Guns blaze in Old West shootout

VAN BUREN — When the smoke cleared, six men lay dead, gunned down in the street over a petty argument about a drunken man who went to jail.

A crowd of 75 onlookers broke into applause as the dead men popped to their feet.

The big shootout was the climax of a 30-minute program staged Saturday in downtown Van Buren by the Old West re-enactment group Lawbreakers and Peacemakers.

The skit involved a group of cowboys on a cattle drive who went into town to pick up one of their wranglers who was in jail for wounding a deputy while drunk. But, a group of lawmen wasn’t willing to let him go, and the tension built until finally they all drew their pistols.

In a second, the small section of Seventh Street roped off for the re-enactment was filled with the popping of six-guns and clouds of blue gunpowder smoke.

The shooting was the best part of the show for 8-year-old Xaiver Holman of Roland, Okla., who traveled to Van Buren on Saturday with his parents and three siblings for the re-enactment.

His mom, Kathleen, said she saw an advertisement for the re-enactment Friday and thought the kids would love seeing it.

“I thought it was excellent,” she said.

The Lawbreakers and Peacemakers has had its current cast of 32 for eight years, group president Gil Snipes said as he stood on a street corner in his re-enactment outfit, complete with grizzled beard; rumpled hat; and smelly, well-chewed cigar.

The group performs 10-12 times a year, mostly at events like festivals in the spring and fall, he said. On Saturday, the group was invited to perform by Van Buren’s downtown merchants association to promote downtown revitalization.

Lawbreakers and Peacemakers is a nonprofit group, Snipes said. Any money it raises from sponsorships goes to local charities such as veterans groups and the Community Services Clearinghouse in Fort Smith. Most of that charity’s contributions go to feed the hungry, and Lawbreakers and Peacemakers last year raised the equivalent of 100 meals.

“One of the most immediate needs for charity is food,” Snipes said.

Some of the money the group raises goes toward buying the blank ammunition used in the shows. Re-enactor Joe Miller said the group can go through 100 rounds in a single performance.

The group bases many of its skits on real events, Miller said. Some of them are based on information taken from the court trial records of U.S. District Judge Issac C. Parker, who presided over the court in Fort Smith from 1875-96. He said the re-enactors try to be educational as well as entertaining.

David Akins of Elkhart, Texas, director of the Reenactment Guild of America, said the 750-member national re-enactors’ organization, of which Lawbreakers and Peacemakers is a member, is dedicated to the preservation and education of the history of 19th century America, primarily the American frontier West.

The guild has members in 11 states.

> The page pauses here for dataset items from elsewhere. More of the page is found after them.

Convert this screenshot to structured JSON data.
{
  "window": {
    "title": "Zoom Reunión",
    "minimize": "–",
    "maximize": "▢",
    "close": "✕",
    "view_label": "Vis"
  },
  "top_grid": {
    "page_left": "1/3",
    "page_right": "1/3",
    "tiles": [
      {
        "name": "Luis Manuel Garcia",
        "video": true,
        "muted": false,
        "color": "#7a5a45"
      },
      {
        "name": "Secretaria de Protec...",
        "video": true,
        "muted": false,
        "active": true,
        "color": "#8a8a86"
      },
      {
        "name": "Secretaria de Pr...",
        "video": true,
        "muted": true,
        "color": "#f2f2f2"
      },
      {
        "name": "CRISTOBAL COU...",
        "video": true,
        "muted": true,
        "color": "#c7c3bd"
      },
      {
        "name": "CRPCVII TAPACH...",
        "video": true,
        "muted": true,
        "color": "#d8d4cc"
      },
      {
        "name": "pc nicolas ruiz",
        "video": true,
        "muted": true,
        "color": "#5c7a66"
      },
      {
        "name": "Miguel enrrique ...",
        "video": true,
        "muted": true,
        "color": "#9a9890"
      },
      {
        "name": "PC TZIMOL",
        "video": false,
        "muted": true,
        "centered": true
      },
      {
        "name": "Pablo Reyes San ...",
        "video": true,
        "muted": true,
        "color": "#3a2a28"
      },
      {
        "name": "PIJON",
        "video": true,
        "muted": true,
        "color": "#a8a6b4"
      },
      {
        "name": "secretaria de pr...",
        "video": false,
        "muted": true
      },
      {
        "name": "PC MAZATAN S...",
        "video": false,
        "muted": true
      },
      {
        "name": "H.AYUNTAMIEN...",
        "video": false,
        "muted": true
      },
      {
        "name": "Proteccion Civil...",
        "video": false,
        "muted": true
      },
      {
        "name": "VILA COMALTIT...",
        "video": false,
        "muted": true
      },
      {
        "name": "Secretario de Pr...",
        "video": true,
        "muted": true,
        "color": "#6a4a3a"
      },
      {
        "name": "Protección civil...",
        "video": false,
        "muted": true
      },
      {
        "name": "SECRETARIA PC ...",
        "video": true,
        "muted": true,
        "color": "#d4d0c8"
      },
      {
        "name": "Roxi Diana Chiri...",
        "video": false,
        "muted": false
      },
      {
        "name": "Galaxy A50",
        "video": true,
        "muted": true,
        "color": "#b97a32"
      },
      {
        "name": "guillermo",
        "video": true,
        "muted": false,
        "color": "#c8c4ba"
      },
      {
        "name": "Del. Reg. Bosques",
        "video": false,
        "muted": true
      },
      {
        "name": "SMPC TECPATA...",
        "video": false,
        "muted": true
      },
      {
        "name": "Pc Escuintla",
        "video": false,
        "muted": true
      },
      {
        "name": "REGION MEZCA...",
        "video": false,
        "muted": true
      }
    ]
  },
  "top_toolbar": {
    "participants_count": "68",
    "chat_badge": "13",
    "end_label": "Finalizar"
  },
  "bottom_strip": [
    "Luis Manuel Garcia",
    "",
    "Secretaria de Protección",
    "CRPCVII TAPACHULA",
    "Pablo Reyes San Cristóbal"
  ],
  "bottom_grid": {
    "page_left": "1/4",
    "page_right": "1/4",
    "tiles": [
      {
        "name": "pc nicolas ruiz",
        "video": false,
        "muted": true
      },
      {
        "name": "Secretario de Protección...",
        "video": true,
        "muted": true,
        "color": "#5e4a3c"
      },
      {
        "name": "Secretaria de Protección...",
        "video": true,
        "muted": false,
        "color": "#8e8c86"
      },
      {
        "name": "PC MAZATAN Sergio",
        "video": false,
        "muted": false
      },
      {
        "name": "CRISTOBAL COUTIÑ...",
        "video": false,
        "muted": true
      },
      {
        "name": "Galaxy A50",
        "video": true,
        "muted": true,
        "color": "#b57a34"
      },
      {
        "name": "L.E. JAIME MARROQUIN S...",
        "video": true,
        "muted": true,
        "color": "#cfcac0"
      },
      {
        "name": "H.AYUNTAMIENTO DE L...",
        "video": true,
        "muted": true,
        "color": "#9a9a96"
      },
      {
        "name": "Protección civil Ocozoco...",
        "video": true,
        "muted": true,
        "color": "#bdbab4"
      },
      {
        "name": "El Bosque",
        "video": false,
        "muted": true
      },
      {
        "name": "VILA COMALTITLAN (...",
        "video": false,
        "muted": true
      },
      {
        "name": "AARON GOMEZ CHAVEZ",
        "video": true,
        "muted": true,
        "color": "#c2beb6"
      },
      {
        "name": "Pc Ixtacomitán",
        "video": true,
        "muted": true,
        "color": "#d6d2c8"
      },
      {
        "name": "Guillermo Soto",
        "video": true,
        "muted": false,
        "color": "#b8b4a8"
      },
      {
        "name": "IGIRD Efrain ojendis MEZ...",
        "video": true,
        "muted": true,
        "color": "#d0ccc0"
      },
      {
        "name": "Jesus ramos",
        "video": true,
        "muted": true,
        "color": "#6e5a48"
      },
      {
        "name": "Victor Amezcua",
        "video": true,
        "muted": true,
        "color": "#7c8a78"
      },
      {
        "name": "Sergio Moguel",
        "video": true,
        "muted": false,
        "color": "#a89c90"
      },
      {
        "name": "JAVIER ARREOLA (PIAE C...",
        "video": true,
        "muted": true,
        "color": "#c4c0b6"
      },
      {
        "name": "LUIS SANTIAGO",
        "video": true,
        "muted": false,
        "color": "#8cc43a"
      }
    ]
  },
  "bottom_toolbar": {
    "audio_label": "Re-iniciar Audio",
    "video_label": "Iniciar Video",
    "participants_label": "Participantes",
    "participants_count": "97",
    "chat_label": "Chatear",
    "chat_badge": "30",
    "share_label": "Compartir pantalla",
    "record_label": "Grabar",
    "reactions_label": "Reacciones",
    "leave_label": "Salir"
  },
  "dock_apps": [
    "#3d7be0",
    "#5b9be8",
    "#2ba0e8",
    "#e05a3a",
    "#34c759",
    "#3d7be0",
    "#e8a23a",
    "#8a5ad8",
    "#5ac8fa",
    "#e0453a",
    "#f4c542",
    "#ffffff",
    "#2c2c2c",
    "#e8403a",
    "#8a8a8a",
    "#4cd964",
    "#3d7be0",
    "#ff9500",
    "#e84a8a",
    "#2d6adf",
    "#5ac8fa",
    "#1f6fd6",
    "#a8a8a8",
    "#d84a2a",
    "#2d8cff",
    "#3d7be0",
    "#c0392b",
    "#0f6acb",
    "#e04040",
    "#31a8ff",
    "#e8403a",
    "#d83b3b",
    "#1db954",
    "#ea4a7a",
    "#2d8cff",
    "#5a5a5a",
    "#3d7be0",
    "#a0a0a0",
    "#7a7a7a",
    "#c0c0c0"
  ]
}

Most of those are western states, but it also has members in Indiana and New Jersey. The majority of the members in New Jersey are re-enactors at the Wild West City theme park in Netcong.

He said interest in re-enacting has grown about 20 percent in the past decade, in part, because of the rising popularity in western movies such as Tombstone that glamorized the Old West.

And re-enactors in Lawbreakers and Peacemakers take their roles seriously.

Roger Carter, a six-year veteran of the group, said he has taken on the character of the famous Fort Smith Deputy Marshal Heck Thomas. He said he also participates in re-enactments of trials in Parker’s court at the Fort Smith National Historic Site.

A tall man, Carter said he’s about the same size as Thomas, and they were born about 100 years apart. And reading all he could find on the famous deputy gave him an appreciation for Thomas’ moralistic attitude.

“He was a fine man, so I base my character on him,” Carter said.

Lawbreakers and Peacemakers will perform again at noon Aug. 23 at the same place, Seventh and Main streets, in downtown Van Buren, Miller said.